Written by Christine Younghusband, November 01st, 2018 | No Comments »
Happy Halloween… Yes, I’m an UNBC Timberwolves FAN!!! Thank you for noticing. That said, I am listening to the fireworks in my neighbourhood of College Heights in Prince George where I am “laying low” on this Halloween night. It the first night in 15 years that I’m not at home in Sechelt on the Sunshine Coast with my daughter where she would like to dress up, hang out with friends, and give out candy. I’m here… miles away living in an apartment building. NO ONE is coming by my place to “trick or treat” and that’s OK.
It does not take much to make my day. I did have candy to give out to my class today. The student presenters brought candy too. We had gummies, licorice, and chocolate. A winning combination… especially when my students just finished a midterm exam in a previous class and I’m recovering from my fall from yesterday. Why not soothe the soul with a bit of candy? To top it off, today’s reading summary was about FORMATIVE ASSESSMENT and Assessment for Learning… one of my favourite topics to discuss and do in education but also one of the key underpinnings of BC’s New Curriculum.

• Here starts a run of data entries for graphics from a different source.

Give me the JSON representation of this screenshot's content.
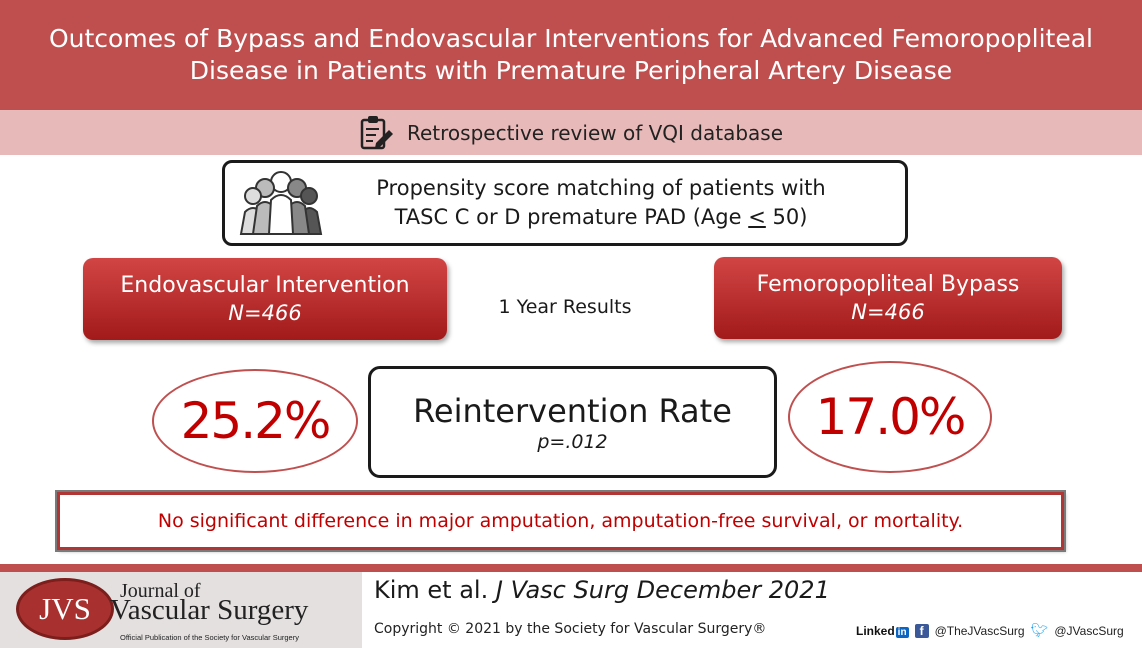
{
  "header": {
    "title_line1": "Outcomes of Bypass and Endovascular Interventions for Advanced Femoropopliteal",
    "title_line2": "Disease in Patients with Premature Peripheral Artery Disease"
  },
  "study_type": {
    "icon": "clipboard-pencil-icon",
    "text": "Retrospective review of VQI database"
  },
  "population": {
    "icon": "people-group-icon",
    "line1": "Propensity score matching of patients with",
    "line2_pre": "TASC C or D premature PAD (Age ",
    "line2_le": "<",
    "line2_post": " 50)"
  },
  "groups": {
    "endovascular": {
      "title": "Endovascular Intervention",
      "n": "N=466"
    },
    "bypass": {
      "title": "Femoropopliteal Bypass",
      "n": "N=466"
    }
  },
  "results": {
    "period": "1 Year Results",
    "metric": "Reintervention Rate",
    "p_value": "p=.012",
    "endovascular_value": "25.2%",
    "bypass_value": "17.0%"
  },
  "note": "No significant difference in major amputation, amputation-free survival, or mortality.",
  "footer": {
    "logo": {
      "abbr": "JVS",
      "journal_of": "Journal of",
      "vascular_surgery": "Vascular Surgery",
      "subtitle": "Official Publication of the Society for Vascular Surgery"
    },
    "citation_authors": "Kim et al.",
    "citation_journal": "J Vasc Surg December 2021",
    "copyright": "Copyright © 2021 by the Society for Vascular Surgery®",
    "social": {
      "linkedin_word": "Linked",
      "linkedin_in": "in",
      "facebook_handle": "@TheJVascSurg",
      "twitter_handle": "@JVascSurg"
    }
  },
  "colors": {
    "header_bg": "#bf4f4f",
    "subbar_bg": "#e8b9b9",
    "accent_red": "#c00000",
    "group_red": "#b82e2e"
  }
}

Lots of thoughts go through my mind as my students present a summary of the article and facilitate a learning activity based on that article. The article focused much about policies and systems, and how the framework of formative assessment should be found throughout the system to support and enhance student learning. It was a big article, meaning that it wasn’t focussed on the details of how to implement specific formative assessment strategies, but it revealed many of the big ideas of formative assessment and its value to student learning and quality of teaching. At the end of the presentation… “I tried” to clarify some ideas about assessment and what to expect in some of my course assignments, but I think I made it worse. I did not seize the formative opportunities.
One of the underpinnings of my course is EXPERIENTIAL LEARNING. I was so compelled to “tell the answer” and I did. I think what I said only made sense to those who had already completed the assignment. I did not honour experiential learning cycle and allowing students to struggle. Well, I did with those who had already completed the assignment but there are still those who still need to complete the assignment. Nonetheless, all was said and done and we had only 10 minutes to get into our collaborative learning groups to design an interdisciplinary unit plan and lesson plan.
After a couple of meetings and carbo-loading with a Tim Horton’s bagel (and some yummy cake), I returned to my office to pack up. I sat there for some moments to “catch my breath” and appreciate my surroundings. I needed to regroup. What was great was… one of my students popped his head in my door and cheered. I think that he was glad I was still here. It was getting late. There were two students… and yes, they were asking for some help. FORMATIVE ASSESSMENT and FORMATIVE FEEDBACK. I could not have asked for anything more. With some discussion, I hopped out of my seat to talk about the learning intentions and the assignment. YEEEESSSS!!! Formative in REAL-TIME. Students engaged in the struggle… and the AH-HA… for ME and my students. Love the formative.